Le roman commence dans une veine picaresque, prenant rapidement une couleur épique pour accompagner l'ascension de son héros mais aussi sa chute brutale. Car l'auteur, qui manie toujours l'exagération avec aisance, inventivité et malice, accentue avec exubérance les contrastes entre ombre et lumière, embellissant la gloire de ses personnages tout en magnifiant l'insignifiant et le sordide de leur condition. Et s'il célèbre les exploits d'Augustin Mouchot dans un récit poétique le hissant parfois au rang d'une divinité, l'évocation finale de sa misère nous fait frémir d'horreur. Il nous présente ainsi à la fois l'avers et le revers de la médaille : le héros fabuleux et, dans une subversion tout aussi épique, l'anti-héros.

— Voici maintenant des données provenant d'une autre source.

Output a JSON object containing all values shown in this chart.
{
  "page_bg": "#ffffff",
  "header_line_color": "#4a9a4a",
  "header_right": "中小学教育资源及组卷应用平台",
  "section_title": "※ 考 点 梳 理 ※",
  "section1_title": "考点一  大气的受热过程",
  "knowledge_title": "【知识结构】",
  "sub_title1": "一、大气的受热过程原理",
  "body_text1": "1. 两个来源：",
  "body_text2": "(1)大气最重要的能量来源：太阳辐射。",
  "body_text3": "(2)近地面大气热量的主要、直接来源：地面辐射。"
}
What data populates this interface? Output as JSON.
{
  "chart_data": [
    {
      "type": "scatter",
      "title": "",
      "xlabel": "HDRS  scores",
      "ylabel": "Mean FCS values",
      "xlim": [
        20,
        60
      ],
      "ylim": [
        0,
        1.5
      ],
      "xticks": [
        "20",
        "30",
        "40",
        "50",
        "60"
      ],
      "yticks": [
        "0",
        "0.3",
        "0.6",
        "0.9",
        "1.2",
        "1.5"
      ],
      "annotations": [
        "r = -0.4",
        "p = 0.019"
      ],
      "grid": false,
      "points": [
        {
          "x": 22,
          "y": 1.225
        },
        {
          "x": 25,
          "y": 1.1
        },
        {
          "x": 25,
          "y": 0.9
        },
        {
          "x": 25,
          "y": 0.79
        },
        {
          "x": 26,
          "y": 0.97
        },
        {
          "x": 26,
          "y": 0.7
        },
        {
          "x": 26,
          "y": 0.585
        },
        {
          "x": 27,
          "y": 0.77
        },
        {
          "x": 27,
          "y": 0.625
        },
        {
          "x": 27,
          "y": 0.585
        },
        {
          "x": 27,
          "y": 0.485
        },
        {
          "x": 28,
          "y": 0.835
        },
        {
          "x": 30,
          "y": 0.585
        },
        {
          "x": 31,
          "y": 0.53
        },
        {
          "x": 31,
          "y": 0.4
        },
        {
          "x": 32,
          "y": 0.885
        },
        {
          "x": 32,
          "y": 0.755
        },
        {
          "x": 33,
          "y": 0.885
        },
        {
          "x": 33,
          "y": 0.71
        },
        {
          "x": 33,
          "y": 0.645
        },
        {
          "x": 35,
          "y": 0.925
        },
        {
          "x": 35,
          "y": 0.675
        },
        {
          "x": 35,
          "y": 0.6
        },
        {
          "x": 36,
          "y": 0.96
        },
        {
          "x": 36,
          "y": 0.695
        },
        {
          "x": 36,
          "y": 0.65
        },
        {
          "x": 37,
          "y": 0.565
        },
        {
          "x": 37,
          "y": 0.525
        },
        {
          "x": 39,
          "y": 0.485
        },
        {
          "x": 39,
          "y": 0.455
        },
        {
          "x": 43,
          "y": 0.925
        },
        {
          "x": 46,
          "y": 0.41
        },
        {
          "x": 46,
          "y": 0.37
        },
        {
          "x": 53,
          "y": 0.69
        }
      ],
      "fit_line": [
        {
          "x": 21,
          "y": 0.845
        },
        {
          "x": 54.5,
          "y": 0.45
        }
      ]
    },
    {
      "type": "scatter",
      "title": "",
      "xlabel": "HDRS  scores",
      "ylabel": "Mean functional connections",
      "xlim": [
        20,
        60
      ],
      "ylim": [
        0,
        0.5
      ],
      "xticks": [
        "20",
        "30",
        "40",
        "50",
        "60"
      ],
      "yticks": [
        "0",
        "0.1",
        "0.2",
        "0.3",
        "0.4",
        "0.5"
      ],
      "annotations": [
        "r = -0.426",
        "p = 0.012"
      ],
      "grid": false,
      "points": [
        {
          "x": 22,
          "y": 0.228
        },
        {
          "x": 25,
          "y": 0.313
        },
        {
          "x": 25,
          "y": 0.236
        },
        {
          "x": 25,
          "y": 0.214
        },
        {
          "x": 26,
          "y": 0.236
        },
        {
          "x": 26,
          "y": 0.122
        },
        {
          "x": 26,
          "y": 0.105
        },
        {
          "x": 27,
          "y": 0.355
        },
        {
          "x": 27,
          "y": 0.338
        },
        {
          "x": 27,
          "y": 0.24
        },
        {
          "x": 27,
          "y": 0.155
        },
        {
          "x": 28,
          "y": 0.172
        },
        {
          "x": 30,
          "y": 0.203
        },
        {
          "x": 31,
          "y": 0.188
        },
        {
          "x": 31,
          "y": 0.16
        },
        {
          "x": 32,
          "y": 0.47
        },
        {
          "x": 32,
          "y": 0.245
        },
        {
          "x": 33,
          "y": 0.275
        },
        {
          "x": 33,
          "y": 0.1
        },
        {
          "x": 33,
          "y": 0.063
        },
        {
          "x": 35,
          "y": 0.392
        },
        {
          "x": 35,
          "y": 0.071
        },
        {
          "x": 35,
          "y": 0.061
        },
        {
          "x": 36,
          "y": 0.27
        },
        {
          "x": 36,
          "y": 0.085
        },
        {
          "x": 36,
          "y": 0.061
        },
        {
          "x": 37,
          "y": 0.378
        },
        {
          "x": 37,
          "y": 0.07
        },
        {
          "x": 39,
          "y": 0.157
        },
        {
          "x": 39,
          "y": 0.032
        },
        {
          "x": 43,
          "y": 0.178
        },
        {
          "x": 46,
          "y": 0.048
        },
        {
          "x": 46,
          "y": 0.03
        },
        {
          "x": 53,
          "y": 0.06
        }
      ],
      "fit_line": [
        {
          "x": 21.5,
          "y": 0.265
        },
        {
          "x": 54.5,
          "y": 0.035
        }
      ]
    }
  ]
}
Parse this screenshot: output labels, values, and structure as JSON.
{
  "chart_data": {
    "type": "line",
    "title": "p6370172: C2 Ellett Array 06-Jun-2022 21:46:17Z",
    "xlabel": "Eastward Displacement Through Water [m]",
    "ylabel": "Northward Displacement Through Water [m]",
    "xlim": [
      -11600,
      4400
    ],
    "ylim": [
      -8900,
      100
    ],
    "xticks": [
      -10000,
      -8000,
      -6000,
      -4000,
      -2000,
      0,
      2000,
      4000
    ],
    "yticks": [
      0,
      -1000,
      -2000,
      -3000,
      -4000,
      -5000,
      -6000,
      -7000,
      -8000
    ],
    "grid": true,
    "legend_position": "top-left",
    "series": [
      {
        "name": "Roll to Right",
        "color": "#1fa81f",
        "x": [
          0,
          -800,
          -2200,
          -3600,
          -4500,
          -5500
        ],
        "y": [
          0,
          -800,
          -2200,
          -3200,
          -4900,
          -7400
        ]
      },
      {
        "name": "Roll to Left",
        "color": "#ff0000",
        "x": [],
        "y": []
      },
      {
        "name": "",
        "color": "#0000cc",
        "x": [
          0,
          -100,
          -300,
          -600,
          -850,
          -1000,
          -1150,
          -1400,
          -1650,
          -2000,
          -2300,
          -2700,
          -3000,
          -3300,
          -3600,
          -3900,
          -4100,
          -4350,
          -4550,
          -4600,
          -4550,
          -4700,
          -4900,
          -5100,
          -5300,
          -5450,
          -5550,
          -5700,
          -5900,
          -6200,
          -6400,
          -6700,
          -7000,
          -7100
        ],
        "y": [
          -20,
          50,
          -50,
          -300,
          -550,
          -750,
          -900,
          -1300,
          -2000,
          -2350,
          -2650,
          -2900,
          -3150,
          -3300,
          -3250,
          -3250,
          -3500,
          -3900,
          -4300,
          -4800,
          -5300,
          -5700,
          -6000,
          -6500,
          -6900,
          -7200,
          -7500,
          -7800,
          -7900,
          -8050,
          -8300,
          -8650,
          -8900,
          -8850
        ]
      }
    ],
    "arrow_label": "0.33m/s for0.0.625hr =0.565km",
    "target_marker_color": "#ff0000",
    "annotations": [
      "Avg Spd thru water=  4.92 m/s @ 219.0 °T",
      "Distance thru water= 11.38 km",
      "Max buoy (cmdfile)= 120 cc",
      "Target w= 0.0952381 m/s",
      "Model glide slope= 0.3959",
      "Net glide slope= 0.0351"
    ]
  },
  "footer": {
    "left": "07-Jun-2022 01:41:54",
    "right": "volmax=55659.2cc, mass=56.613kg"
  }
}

3) Récit linéaire au passé simple délivré par un narrateur omniscient à la troisième personne (ce qui permet quelques anticipations) dans cette belle langue française, si bien maîtrisée en général par ceux qui, comme l'auteur, l'ont approfondie en étudiant dans ces Lycées français de l'étranger
Tableau de Jacob Peter Gowy, d’après Rubens
On trouve plusieurs thèmes récurrents dans les romans de l'auteur, notamment celui de l'ascension et de la chute, de la métamorphose et de la renaissance, ou des ponts s'établissant entre les générations, les peuples et les cultures.
Dans L'inventeur, nous assistons ainsi à l'ascension fulgurante de l'obscur Augustin Mouchot qui ne jouira de sa gloire que quelques années avant de retomber brutalement dans la misère et l'oubli, «vieillissant à l'ombre d'un taudis».
On notera déjà qu'une des premières nouvelles de l'auteur (Buchet-Chastel, 2013) avait pour titre Icare (4). Et que, dans son précédent roman, l'aviatrice Margot fut fascinée par les histoires de lévitation (comme avant elle sa mère par un condor géant des Andes): une héroïne qui "ne connaissait d'Icare que son ascension, car elle fermait toujours le livre avant la chute ".
Dans Sucre noir, nous suivons la prodigieuse expansion et la chute du domaine d'une famille de planteurs de canne et de producteurs de rhum. Tandis que le héros du Voyage d'Octavio, vivant dans un bidonville, prendra en main son destin et reviendra enrichi, montrant la voie à son peuple avant d'achever son cycle de vie.
4) Nouvelle à nouveau publiée dans le recueil Naufrages (Rivages, 2020)
Rien n'est donné une fois pour toutes, rien n'est figé dans les romans de Miguel Bonnefoy. Et Octavio incarne certainement la plus belle figure d'une renaissance toujours possible.
Dans Sucre noir, c'est surtout à la métamorphose négative d'un pays luxuriant que l'on croyait immuable que l'on assiste, et dans Héritage le "vieux Lonsonnier" porte "la vieille vigne française sur la robe de la Cordillère", lui donnant une seconde chance en lui permettant de renaître sous d'autres cieux.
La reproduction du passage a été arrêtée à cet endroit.